The transformation of this zone continued throughout the imperial period. Although still very little excavated, the Campo de Marte is famous for the large amount of insulae (apartment buildings), porticos and tabernae built in the first centuries of the empire. The monumental investment of emperors was not made to the exclusion of more popular forms of use, but in conjunction with them. This is demonstrated by a fascinating inscription from the early 3rd century AD. – actually two inscriptions (CIL VI, 1585a-b), one copying a letter sent by the imperial freedman Adrastus and the other with the emperor's reply and the orders sent to the responsible administrators. Adrastus was (with his family) in charge of tending to Marcus Aurelius' column, a large column decorated with reliefs depicting the military campaigns of the dead emperor in 180 AD. In his letter, he asked for permission to build, with his own resources, a dwelling near the monument. The imperial reply not only gave him permission but instructed him to use building materials that he could find in the “shacks” (tuguria ) that occupied the area. The use of the term “tugurium ”, usually associated with poor peasant housing, alerts us to the presence of groups that could not pay the rent of an apartment on an insula. The fact that these buildings could be used as a source of construction material is even more exciting:they are constructions, at least in parts, made of solid, reusable materials; maybe bricks or tiles.

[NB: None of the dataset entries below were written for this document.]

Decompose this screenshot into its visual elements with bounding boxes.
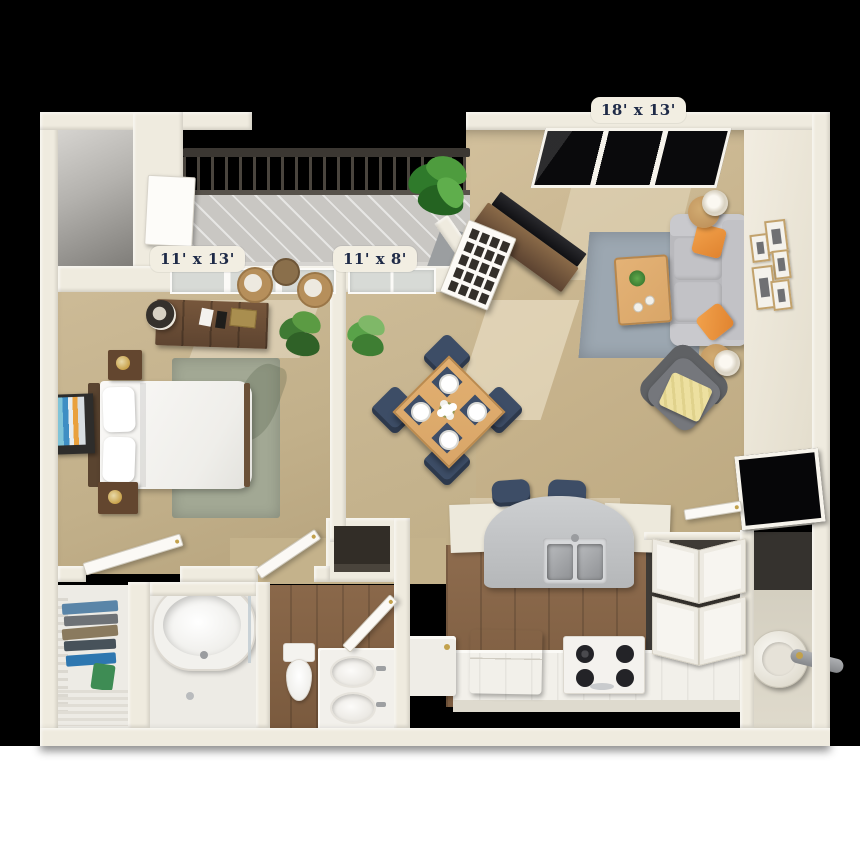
bed-pillow-bottom — [102, 436, 136, 482]
shower-glass-panel — [248, 585, 251, 663]
bedroom-bottom-wall-seg — [180, 566, 258, 582]
living-room-dimension-label: 18' x 13' — [591, 97, 686, 123]
bathroom-kitchen-wall — [394, 518, 410, 728]
water-closet-dark-recess — [746, 532, 812, 590]
bedroom-plant — [276, 310, 324, 364]
washer-knob — [444, 644, 450, 650]
bed — [88, 381, 252, 489]
floor-plan: 18' x 13' 11' x 13' 11' x 8' — [0, 0, 860, 860]
dinner-plate — [439, 430, 459, 450]
tub-toilet-divider-wall — [256, 582, 270, 728]
bedroom-bottom-wall-seg — [314, 566, 330, 582]
coffee-table-cup — [633, 302, 644, 313]
nightstand-bottom-lamp — [108, 490, 122, 504]
vanity-sink — [330, 692, 376, 724]
closet-shoe-rack — [58, 690, 132, 726]
dining-centerpiece-flowers — [441, 404, 453, 416]
water-heater-fitting — [796, 652, 803, 659]
recess-balcony-door-panel — [144, 175, 196, 247]
coffee-table-plant — [629, 270, 646, 287]
linen-closet-interior — [334, 526, 390, 572]
coffee-table — [614, 254, 673, 326]
bathtub-faucet — [200, 651, 208, 659]
bedroom-bottom-wall-seg — [58, 566, 86, 582]
refrigerator — [469, 629, 542, 694]
entry-door-grid — [469, 228, 480, 240]
gallery-frame — [770, 279, 793, 311]
toilet — [281, 643, 315, 707]
bathroom-vanity — [318, 648, 396, 730]
closet-right-wall — [128, 582, 150, 728]
sofa — [670, 214, 748, 346]
stove-drip-tray — [590, 683, 614, 690]
pantry-bifold-door-panel — [652, 596, 699, 666]
sink-faucet — [571, 534, 579, 542]
dresser-item-tray — [229, 308, 257, 329]
bar-double-sink — [543, 538, 607, 584]
balcony-plant — [400, 155, 470, 235]
closet-green-bag — [90, 663, 115, 692]
dinner-plate — [439, 374, 459, 394]
sink-basin-right — [577, 544, 603, 580]
table-lamp-top — [702, 190, 728, 216]
outer-wall-bottom — [40, 728, 830, 746]
pantry-bifold-door-panel — [652, 538, 699, 604]
pantry-frame-top — [644, 532, 748, 540]
wall-art-canvas — [56, 397, 86, 446]
bedroom-wall-art — [53, 393, 95, 454]
dinner-plate — [467, 402, 487, 422]
vanity-faucet — [376, 702, 386, 707]
shower-drain — [186, 692, 194, 700]
kitchen-counter-front-face — [453, 700, 747, 712]
bedroom-dimension-label: 11' x 13' — [150, 246, 245, 272]
balcony-bistro-chair-left-cushion — [244, 274, 262, 292]
bed-footboard — [244, 383, 250, 487]
table-lamp-bottom — [714, 350, 740, 376]
bathtub-basin — [163, 594, 241, 656]
gallery-frame — [771, 249, 791, 280]
balcony-bistro-table — [272, 258, 300, 286]
toilet-bowl — [286, 659, 312, 701]
storage-recess-interior — [58, 125, 135, 267]
outer-wall-left — [40, 112, 58, 746]
coffee-table-cup — [644, 295, 655, 306]
dining-plant — [344, 314, 388, 364]
skylight-window — [531, 128, 732, 188]
outer-wall-right — [812, 112, 830, 746]
bathroom-top-wall — [150, 582, 258, 596]
dining-dimension-label: 11' x 8' — [333, 246, 417, 272]
bed-duvet-fold — [140, 383, 146, 487]
vanity-faucet — [376, 666, 386, 671]
background-lower — [0, 746, 860, 860]
balcony-bistro-chair-right-cushion — [304, 279, 322, 297]
bathtub — [152, 585, 256, 671]
washer-unit — [404, 636, 456, 696]
sink-basin-left — [547, 544, 573, 580]
bedroom-right-wall — [330, 266, 346, 542]
vanity-sink — [330, 656, 376, 688]
living-right-window — [734, 448, 825, 530]
stove-range — [563, 636, 645, 694]
stove-burner — [576, 645, 594, 663]
dinner-plate — [411, 402, 431, 422]
nightstand-top-lamp — [116, 356, 130, 370]
bedroom-cylinder-lamp — [146, 300, 176, 330]
bed-pillow-top — [102, 386, 136, 432]
pantry-bifold-door-panel — [699, 596, 746, 666]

This “intensive” use of the Field of Mars continued during later centuries, especially in Late Antiquity. This is indicated in a law, part of a longer constitution, addressed by Emperors Arcadius and Honorius to the people of Rome in 397 (Theodosian Code, 14.14.1). In it, the people are informed that anyone who tries to build a “house or shack” (casas seu tuguria ) in that area would have all his possessions confiscated and he would be expelled from the city of Rome. The law raises a number of issues that we do not have space to discuss here, but it is worth remembering that it was in this area that the Senate had built, a few years earlier, two triumphal arches celebrating the Valentinian and Theodosian dynasties. It was from this area that emperors now entered Rome, after visiting St. Peter's Basilica. More than a sign of the “decadence” or “decline” of ancient Rome, the popular occupation of the Champs de Mars was a sign of the continued vitality of the (still) capital of the empire, and an important reminder of how groups far removed from the elites could participate in the production of urban space in a decisive way.